It occurred to me that with so many reports of clinical studies quoted in the news, I should review this topic, or, rather, supplement my earlier blog which discussed the difference between absolute and relative risk, or the validity of a verbal report as compared to a published journal article, among other topics.
Let me begin by re-emphasizing that correlation is not causation, so that if people with disease A do or do not ingest substance B on a regular basis, this does not necessarily mean that you can reduce your risk of disease A by ingesting or refraining from substance B. However it is fair to say that if every study shows a correlation,(such as between smoking and lung cancer) then there probably is a causal relationship, bearing in mind that it is still possible that there is a common denominator of which we are unaware that links A and B. The classic example is the correlation between coffee drinking and coronary artery disease, where the confounding effect was that coffee drinkers were more likely to be smokers.
There are two classic errors that can occur in a clinical study.
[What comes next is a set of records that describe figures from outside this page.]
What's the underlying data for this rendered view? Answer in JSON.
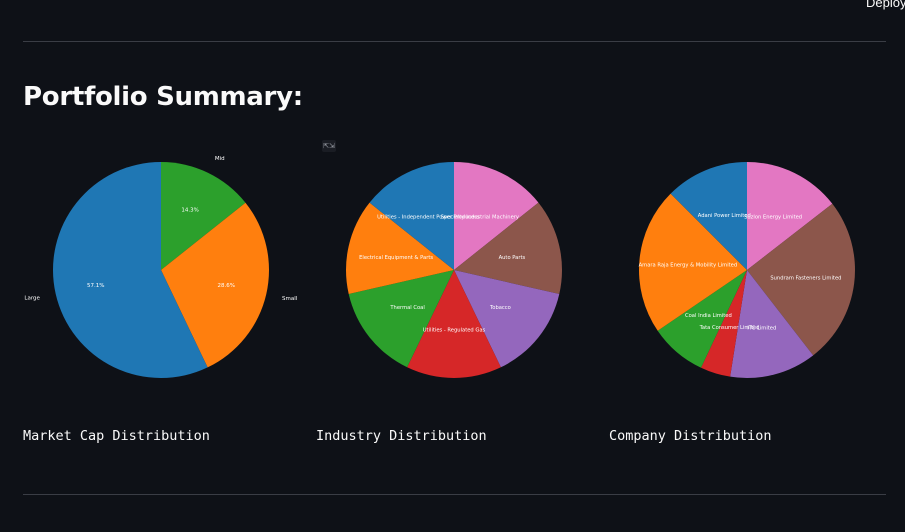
{
  "header": {
    "deploy_label": "Deploy"
  },
  "page": {
    "title": "Portfolio Summary:"
  },
  "charts": {
    "market_cap": {
      "caption": "Market Cap Distribution"
    },
    "industry": {
      "caption": "Industry Distribution"
    },
    "company": {
      "caption": "Company Distribution"
    }
  },
  "colors": {
    "background": "#0e1117",
    "blue": "#1f77b4",
    "orange": "#ff7f0e",
    "green": "#2ca02c",
    "red": "#d62728",
    "purple": "#9467bd",
    "brown": "#8c564b",
    "pink": "#e377c2"
  },
  "icons": {
    "fullscreen": "expand-icon"
  },
  "chart_data": [
    {
      "type": "pie",
      "title": "",
      "slices": [
        {
          "label": "Mid",
          "value": 14.3,
          "pct_label": "14.3%",
          "color": "#2ca02c"
        },
        {
          "label": "Small",
          "value": 28.6,
          "pct_label": "28.6%",
          "color": "#ff7f0e"
        },
        {
          "label": "Large",
          "value": 57.1,
          "pct_label": "57.1%",
          "color": "#1f77b4"
        }
      ]
    },
    {
      "type": "pie",
      "title": "",
      "slices": [
        {
          "label": "Specialty Industrial Machinery",
          "value": 14.3,
          "color": "#e377c2"
        },
        {
          "label": "Auto Parts",
          "value": 14.3,
          "color": "#8c564b"
        },
        {
          "label": "Tobacco",
          "value": 14.3,
          "color": "#9467bd"
        },
        {
          "label": "Utilities - Regulated Gas",
          "value": 14.3,
          "color": "#d62728"
        },
        {
          "label": "Thermal Coal",
          "value": 14.3,
          "color": "#2ca02c"
        },
        {
          "label": "Electrical Equipment & Parts",
          "value": 14.3,
          "color": "#ff7f0e"
        },
        {
          "label": "Utilities - Independent Power Producers",
          "value": 14.3,
          "color": "#1f77b4"
        }
      ]
    },
    {
      "type": "pie",
      "title": "",
      "slices": [
        {
          "label": "Suzlon Energy Limited",
          "value": 14.5,
          "color": "#e377c2"
        },
        {
          "label": "Sundram Fasteners Limited",
          "value": 25.0,
          "color": "#8c564b"
        },
        {
          "label": "ITC Limited",
          "value": 13.0,
          "color": "#9467bd"
        },
        {
          "label": "Tata Consumer Limited",
          "value": 4.5,
          "color": "#d62728"
        },
        {
          "label": "Coal India Limited",
          "value": 8.5,
          "color": "#2ca02c"
        },
        {
          "label": "Amara Raja Energy & Mobility Limited",
          "value": 22.0,
          "color": "#ff7f0e"
        },
        {
          "label": "Adani Power Limited",
          "value": 12.5,
          "color": "#1f77b4"
        }
      ]
    }
  ]
}
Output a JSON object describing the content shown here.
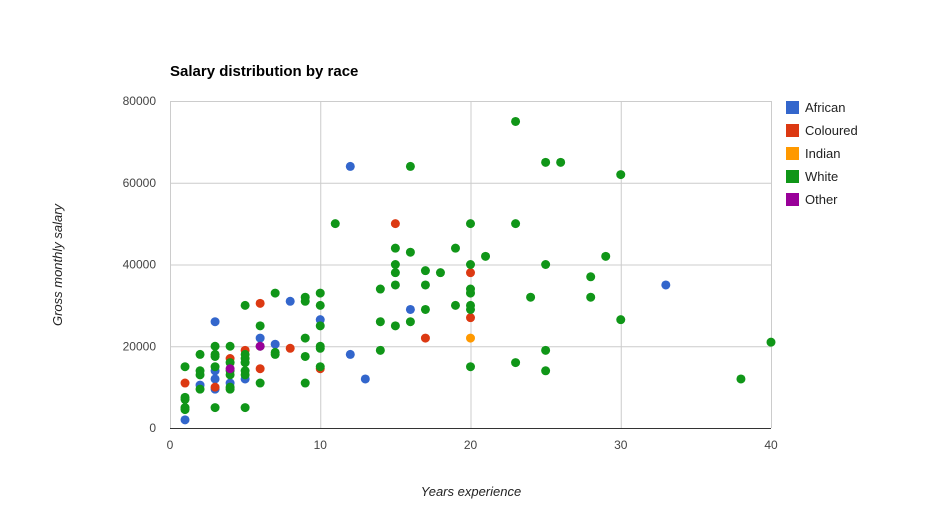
{
  "chart_data": {
    "type": "scatter",
    "title": "Salary distribution by race",
    "xlabel": "Years experience",
    "ylabel": "Gross monthly salary",
    "xlim": [
      0,
      40
    ],
    "ylim": [
      0,
      80000
    ],
    "x_ticks": [
      0,
      10,
      20,
      30,
      40
    ],
    "y_ticks": [
      0,
      20000,
      40000,
      60000,
      80000
    ],
    "grid": true,
    "legend_position": "right",
    "series": [
      {
        "name": "African",
        "color": "#3366cc",
        "points": [
          [
            1,
            2000
          ],
          [
            2,
            10500
          ],
          [
            3,
            26000
          ],
          [
            3,
            14000
          ],
          [
            3,
            12000
          ],
          [
            3,
            9500
          ],
          [
            4,
            11000
          ],
          [
            5,
            12000
          ],
          [
            6,
            22000
          ],
          [
            7,
            20500
          ],
          [
            8,
            31000
          ],
          [
            10,
            26500
          ],
          [
            12,
            64000
          ],
          [
            12,
            18000
          ],
          [
            13,
            12000
          ],
          [
            16,
            29000
          ],
          [
            33,
            35000
          ]
        ]
      },
      {
        "name": "Coloured",
        "color": "#dc3912",
        "points": [
          [
            1,
            11000
          ],
          [
            3,
            10000
          ],
          [
            4,
            17000
          ],
          [
            5,
            19000
          ],
          [
            6,
            30500
          ],
          [
            6,
            14500
          ],
          [
            8,
            19500
          ],
          [
            10,
            14500
          ],
          [
            15,
            50000
          ],
          [
            17,
            22000
          ],
          [
            20,
            38000
          ],
          [
            20,
            27000
          ]
        ]
      },
      {
        "name": "Indian",
        "color": "#ff9900",
        "points": [
          [
            20,
            22000
          ]
        ]
      },
      {
        "name": "White",
        "color": "#109618",
        "points": [
          [
            1,
            15000
          ],
          [
            1,
            7500
          ],
          [
            1,
            7000
          ],
          [
            1,
            5000
          ],
          [
            1,
            4500
          ],
          [
            2,
            18000
          ],
          [
            2,
            14000
          ],
          [
            2,
            13000
          ],
          [
            2,
            9500
          ],
          [
            3,
            20000
          ],
          [
            3,
            17500
          ],
          [
            3,
            18000
          ],
          [
            3,
            15000
          ],
          [
            3,
            5000
          ],
          [
            4,
            20000
          ],
          [
            4,
            16000
          ],
          [
            4,
            14000
          ],
          [
            4,
            13000
          ],
          [
            4,
            10000
          ],
          [
            4,
            9500
          ],
          [
            5,
            30000
          ],
          [
            5,
            18000
          ],
          [
            5,
            17000
          ],
          [
            5,
            16000
          ],
          [
            5,
            14000
          ],
          [
            5,
            13000
          ],
          [
            5,
            5000
          ],
          [
            6,
            25000
          ],
          [
            6,
            20000
          ],
          [
            6,
            11000
          ],
          [
            7,
            33000
          ],
          [
            7,
            18500
          ],
          [
            7,
            18000
          ],
          [
            9,
            32000
          ],
          [
            9,
            31000
          ],
          [
            9,
            22000
          ],
          [
            9,
            17500
          ],
          [
            9,
            11000
          ],
          [
            10,
            33000
          ],
          [
            10,
            30000
          ],
          [
            10,
            25000
          ],
          [
            10,
            20000
          ],
          [
            10,
            19500
          ],
          [
            10,
            15000
          ],
          [
            11,
            50000
          ],
          [
            14,
            34000
          ],
          [
            14,
            26000
          ],
          [
            14,
            19000
          ],
          [
            15,
            44000
          ],
          [
            15,
            40000
          ],
          [
            15,
            38000
          ],
          [
            15,
            35000
          ],
          [
            15,
            25000
          ],
          [
            16,
            64000
          ],
          [
            16,
            43000
          ],
          [
            16,
            26000
          ],
          [
            17,
            38500
          ],
          [
            17,
            35000
          ],
          [
            17,
            29000
          ],
          [
            18,
            38000
          ],
          [
            19,
            44000
          ],
          [
            19,
            30000
          ],
          [
            20,
            50000
          ],
          [
            20,
            40000
          ],
          [
            20,
            34000
          ],
          [
            20,
            33000
          ],
          [
            20,
            30000
          ],
          [
            20,
            29000
          ],
          [
            20,
            15000
          ],
          [
            21,
            42000
          ],
          [
            23,
            75000
          ],
          [
            23,
            50000
          ],
          [
            23,
            16000
          ],
          [
            24,
            32000
          ],
          [
            25,
            65000
          ],
          [
            25,
            40000
          ],
          [
            25,
            19000
          ],
          [
            25,
            14000
          ],
          [
            26,
            65000
          ],
          [
            28,
            37000
          ],
          [
            28,
            32000
          ],
          [
            29,
            42000
          ],
          [
            30,
            62000
          ],
          [
            30,
            26500
          ],
          [
            38,
            12000
          ],
          [
            40,
            21000
          ]
        ]
      },
      {
        "name": "Other",
        "color": "#990099",
        "points": [
          [
            4,
            14500
          ],
          [
            6,
            20000
          ]
        ]
      }
    ]
  }
}
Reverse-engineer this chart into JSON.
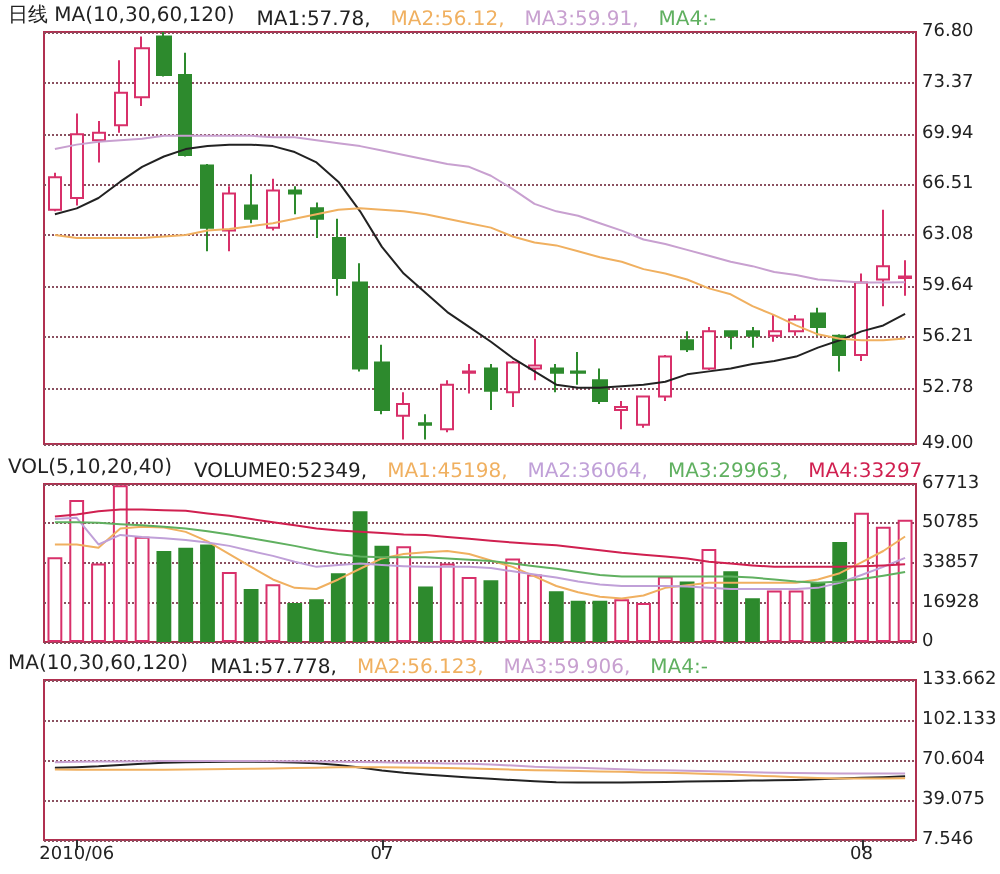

A type I error is when the scientist mistakenly believes that the intervention has an effect on the incidence of the disease. A type II error is when the scientist mistakenly believes that the intervention has no effect. Most studies are designed to minimize and accurately define the chance of a type I error, and a positive study is generally statistically accepted if the probability of a type I error is less than 5%. This means that there is one chance in twenty that the conclusion is wrong, which is why I tell my patients to wait for a second prospective study. The chance of a type I error can never be zero. A type II error is directly related to the square root of the number of people in the study, so that by including enough patients, the likelihood of a type II error can be made as small as you like (at an additional expense and inconvenience to the observer).
There are two types of studies: retrospective and prospective. A retrospective study interviews people with disease A and compares the results with a matched set of individuals (matched as to age, sex, race, and/or other qualities as closely as possible). The study then tries to find differences in their past history between the two groups: did they go to graduate school, do they exercise, do they take Vitamin E, or whatever the scientist feels like studying. It is statistically fairer and more rigorously accurate if you specify in advance what action you are studying, rather than just do a blanket survey for differences. By the laws of chance, you are guaranteed to make a type I error if you survey all interventions. To be called an accurate marksman you must specify which leaf on the tree you are trying to hit before you fire a bullet into its branches and see that you hit a leaf.
A prospective study can be defined so as to accurately calculate the chance of a type I or type II error. In this study, we take a matched set of patients, do intervention B on one set, and compare the incidence of disease A in both sets after a fixed time period, which may be as long as five years for a dietary intervention, and as short as 30 days if we are looking for the occurrence of a second heart attack after the first one. In this case we have definitely defined both the intervention and the disease for which we are looking.
Most of the medical news with which we are bombarded has to do with retrospective studies, and we are assailed with the information that intervention A is good or bad for you based on them. A retrospective study should only be used to suggest a hypothesis, which then should be tested by a prospective study. Any retrospective study is filled with pitfalls, beginning with relying on the subject's memory of what he or she did or didn't do, e.g. the number of aspirin you took per week, on the average, over the past five years. And then we have headlines such as "more coffee drinkers get pancreatic cancer" (subsequently shown to be untrue). But since every retrospective study shows that adult females who drink two or more cups of coffee a day have a lower incidence of adult onset diabetes, there probably is a causative link between the two.
Be especially wary of the statement that more people who live in a certain area have more or less than the nationwide incidence of a disease. By the laws of statistics, the population of most counties or cities will have either more or less than the national average of almost everything. We don't even have consistent results comparing the lifespans of taller and shorter people, or right-handed people to left-handed people.
When I read about the results of a retrospective study, I say to myself "Very interesting. I wonder what a prospective study would show". It has been my experience that most retrospective conclusions are not validated by the ensuing prospective study, and very often a second prospective study does not agree with the first. Lancet had back-to-back articles with opposite conclusions as to whether or not a low salt diet prevented hypertension.
One last point. Often it is noticed that people with a certain medical problem (e.g. ASCVD) have an abnormal test (such as the CRP). We then jump to the erroneous conclusion that lowering the CRP will reduce the incidence of coronary artery disease, which conclusion has never been validated. My analogy to this is that pulling down on the metal floor indicator in the lobby of an office building will not bring the elevator down.